My mouth felt dry, but I asked, “What am I reporting, exactly?”
“Listen in on everything he and his son, Nero, discuss. If household staff is chatty, be casual about what the family does for a living. According to them, they operate a shipping company aboveboard.”
“Do you need shipment times or product specifications?”
He shook his head. “We have access to that information. It’s about as useless as one would expect.”
“Because it’s all a ruse,” I said.
“Yes,” Lauder interjected. “We don’t expect them to be comfortable enough around you the first few days to let anything slip. Don't get discouraged.”
“And in exchange . . .” I let the words trail off.
“I’ve already brought the file boxes up from storage,” Lauder responded. “I have a brand new agent, top of their class, going over the evidence for anything missed the first time.”
For ten years, that box had been gathering dust. In the beginning, they pretended they wanted answers as badly as I did. Little by little, they focused on more pressing cases until my parents were nothing more than faded ghosts.
As soon as we wrapped it up, I took a deep breath and typed the address of the Georgian-style mansion into my phone’s map. The Costas sure did live large, but I suppose that was true for anyone involved in organized crime.
Showing off what they claimed they didn’t do.
There was a man at the gate who took my credentials and did some sort of check. The hospital had recommended me, and they knew I was coming. My heart beat too hard, my throat constricting a bit too much as I pulled through the gates.
A uniformed staff member opened the double doors as I pulled up, waiting for me to approach before stepping aside and pointing to the closest room. “Mr. Costa is in the den.”
“Thank you,” I replied, my voice thin.
The man in question rested in a hospital bed set up in a downstairs room holding shelf after shelf of books, leather club chairs, and a massive desk pushed to one wall to accommodate the new occupant.
“You’re the doctor?” he wheezed, wiping at his sweaty brow with a handkerchief.
“Dr. Wentworth,” I answered him.
“Let me get a look at you.”
I moved closer, pulling out my stethoscope and sphygmomanometer. “I assure you, Mr. Costa, how I look holds no bearing on how I do my job. May I take your vitals?”
Staring silently up at me, the man who must have once been robust and intimidating coughed into the handkerchief. “Call me Benito.”

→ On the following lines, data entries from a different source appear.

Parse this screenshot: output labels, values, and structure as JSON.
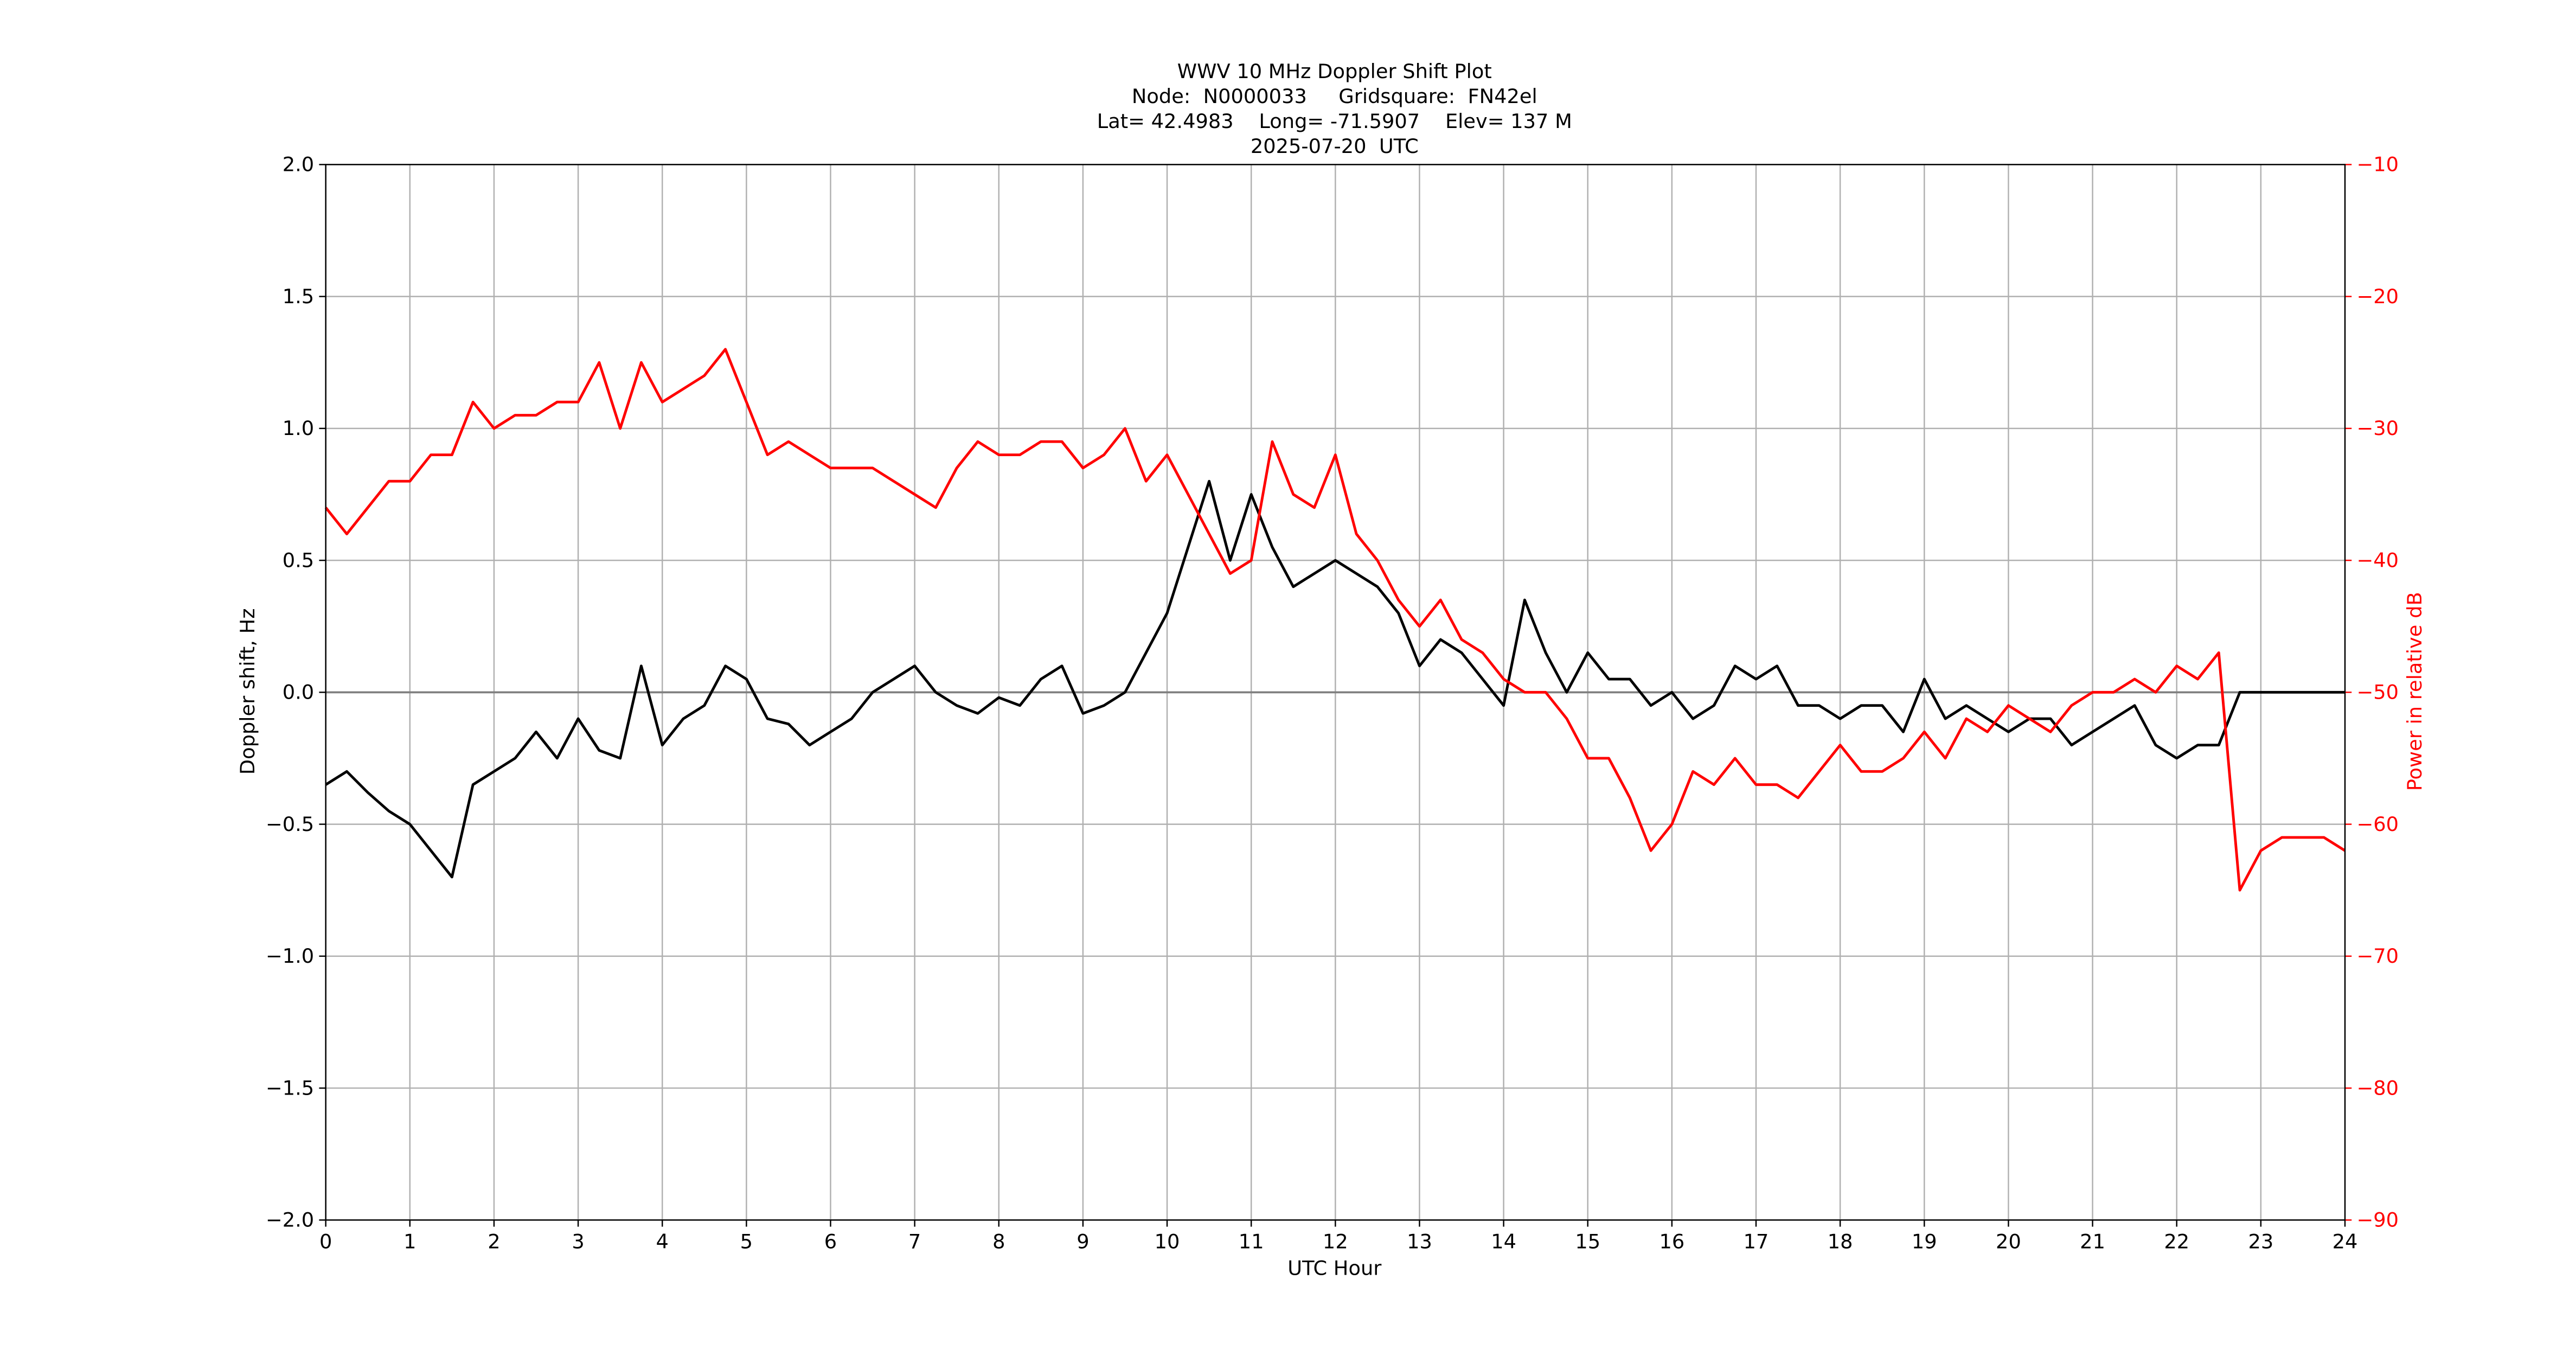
{
  "chart_data": {
    "type": "line",
    "title": [
      "WWV 10 MHz Doppler Shift Plot",
      "Node:  N0000033     Gridsquare:  FN42el",
      "Lat= 42.4983    Long= -71.5907    Elev= 137 M",
      "2025-07-20  UTC"
    ],
    "xlabel": "UTC Hour",
    "ylabel": "Doppler shift, Hz",
    "y2label": "Power in relative dB",
    "x": [
      0,
      0.25,
      0.5,
      0.75,
      1,
      1.25,
      1.5,
      1.75,
      2,
      2.25,
      2.5,
      2.75,
      3,
      3.25,
      3.5,
      3.75,
      4,
      4.25,
      4.5,
      4.75,
      5,
      5.25,
      5.5,
      5.75,
      6,
      6.25,
      6.5,
      6.75,
      7,
      7.25,
      7.5,
      7.75,
      8,
      8.25,
      8.5,
      8.75,
      9,
      9.25,
      9.5,
      9.75,
      10,
      10.25,
      10.5,
      10.75,
      11,
      11.25,
      11.5,
      11.75,
      12,
      12.25,
      12.5,
      12.75,
      13,
      13.25,
      13.5,
      13.75,
      14,
      14.25,
      14.5,
      14.75,
      15,
      15.25,
      15.5,
      15.75,
      16,
      16.25,
      16.5,
      16.75,
      17,
      17.25,
      17.5,
      17.75,
      18,
      18.25,
      18.5,
      18.75,
      19,
      19.25,
      19.5,
      19.75,
      20,
      20.25,
      20.5,
      20.75,
      21,
      21.25,
      21.5,
      21.75,
      22,
      22.25,
      22.5,
      22.75,
      23,
      23.25,
      23.5,
      23.75,
      24
    ],
    "series": [
      {
        "name": "Doppler shift",
        "color": "#000000",
        "axis": "y",
        "values": [
          -0.35,
          -0.3,
          -0.38,
          -0.45,
          -0.5,
          -0.6,
          -0.7,
          -0.35,
          -0.3,
          -0.25,
          -0.15,
          -0.25,
          -0.1,
          -0.22,
          -0.25,
          0.1,
          -0.2,
          -0.1,
          -0.05,
          0.1,
          0.05,
          -0.1,
          -0.12,
          -0.2,
          -0.15,
          -0.1,
          0,
          0.05,
          0.1,
          0,
          -0.05,
          -0.08,
          -0.02,
          -0.05,
          0.05,
          0.1,
          -0.08,
          -0.05,
          0,
          0.15,
          0.3,
          0.55,
          0.8,
          0.5,
          0.75,
          0.55,
          0.4,
          0.45,
          0.5,
          0.45,
          0.4,
          0.3,
          0.1,
          0.2,
          0.15,
          0.05,
          -0.05,
          0.35,
          0.15,
          0,
          0.15,
          0.05,
          0.05,
          -0.05,
          0,
          -0.1,
          -0.05,
          0.1,
          0.05,
          0.1,
          -0.05,
          -0.05,
          -0.1,
          -0.05,
          -0.05,
          -0.15,
          0.05,
          -0.1,
          -0.05,
          -0.1,
          -0.15,
          -0.1,
          -0.1,
          -0.2,
          -0.15,
          -0.1,
          -0.05,
          -0.2,
          -0.25,
          -0.2,
          -0.2,
          0,
          0,
          0,
          0,
          0,
          0
        ]
      },
      {
        "name": "Power",
        "color": "#ff0000",
        "axis": "y2",
        "values": [
          -36,
          -38,
          -36,
          -34,
          -34,
          -32,
          -32,
          -28,
          -30,
          -29,
          -29,
          -28,
          -28,
          -25,
          -30,
          -25,
          -28,
          -27,
          -26,
          -24,
          -28,
          -32,
          -31,
          -32,
          -33,
          -33,
          -33,
          -34,
          -35,
          -36,
          -33,
          -31,
          -32,
          -32,
          -31,
          -31,
          -33,
          -32,
          -30,
          -34,
          -32,
          -35,
          -38,
          -41,
          -40,
          -31,
          -35,
          -36,
          -32,
          -38,
          -40,
          -43,
          -45,
          -43,
          -46,
          -47,
          -49,
          -50,
          -50,
          -52,
          -55,
          -55,
          -58,
          -62,
          -60,
          -56,
          -57,
          -55,
          -57,
          -57,
          -58,
          -56,
          -54,
          -56,
          -56,
          -55,
          -53,
          -55,
          -52,
          -53,
          -51,
          -52,
          -53,
          -51,
          -50,
          -50,
          -49,
          -50,
          -48,
          -49,
          -47,
          -65,
          -62,
          -61,
          -61,
          -61,
          -62
        ]
      }
    ],
    "xlim": [
      0,
      24
    ],
    "xticks": [
      0,
      1,
      2,
      3,
      4,
      5,
      6,
      7,
      8,
      9,
      10,
      11,
      12,
      13,
      14,
      15,
      16,
      17,
      18,
      19,
      20,
      21,
      22,
      23,
      24
    ],
    "ylim": [
      -2.0,
      2.0
    ],
    "yticks": [
      {
        "value": -2.0,
        "label": "−2.0"
      },
      {
        "value": -1.5,
        "label": "−1.5"
      },
      {
        "value": -1.0,
        "label": "−1.0"
      },
      {
        "value": -0.5,
        "label": "−0.5"
      },
      {
        "value": 0.0,
        "label": "0.0"
      },
      {
        "value": 0.5,
        "label": "0.5"
      },
      {
        "value": 1.0,
        "label": "1.0"
      },
      {
        "value": 1.5,
        "label": "1.5"
      },
      {
        "value": 2.0,
        "label": "2.0"
      }
    ],
    "y2lim": [
      -90,
      -10
    ],
    "y2ticks": [
      {
        "value": -90,
        "label": "−90"
      },
      {
        "value": -80,
        "label": "−80"
      },
      {
        "value": -70,
        "label": "−70"
      },
      {
        "value": -60,
        "label": "−60"
      },
      {
        "value": -50,
        "label": "−50"
      },
      {
        "value": -40,
        "label": "−40"
      },
      {
        "value": -30,
        "label": "−30"
      },
      {
        "value": -20,
        "label": "−20"
      },
      {
        "value": -10,
        "label": "−10"
      }
    ],
    "y2color": "#ff0000",
    "grid": true
  }
}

“If you wish.” Taking his pulse and blood pressure, I checked them against the vital signs written on a nearby chart. “You’ve previously had rotating nurses checking in on you?”
“That’s right.”
His lungs sounded awful, as was expected. Glancing around, I spotted the incentive spirometer on his side table. “Do you use that regularly?”
He averted his eyes. “Sometimes.”
“Three times a day, Mr. Costa,” I said sternly. “It strengthens your lungs, among other things, and it’s imperative that you use it. Assuming you want to get better.”
“Of course I do.”
“Good, then you’ll follow all the instructions you've been given.”
He grumbled something, but I saw the edges of his mouth tilt up.
“Why didn't you tell me the doctor was here?” I heard a deep voice say from behind me.
Instead of answering, Benito had a coughing fit. I helped him sit upright and held his hand as he fought to catch his breath. The man who strongly resembled Mr. Costa watched me with a narrowed gaze the entire time.
“Coughing is good,” I assured the patient, ignoring his son. “It helps release excess mucus.”
“You’d be so much better off in the hospital, Dad.”
“Despite my agreement with that statement,” I said to him, “your father has rights, too.”
“I like her,” Benito said. “Let it go, Noah.”
Noah? I thought Parkes said his name was Nero.
The son glared at me, crossing his arms in a stance surely meant to look daunting. “I won’t change my opinion on this matter, despite what either of you says.”
“Seeing as you’re not my patient, your opinion doesn’t affect me in the slightest.”
For a brief second, I regretted my words as the younger Mr. Costa took a step toward me.
But his father’s voice lashed out, stronger than it had surely sounded in weeks. “Drop it.”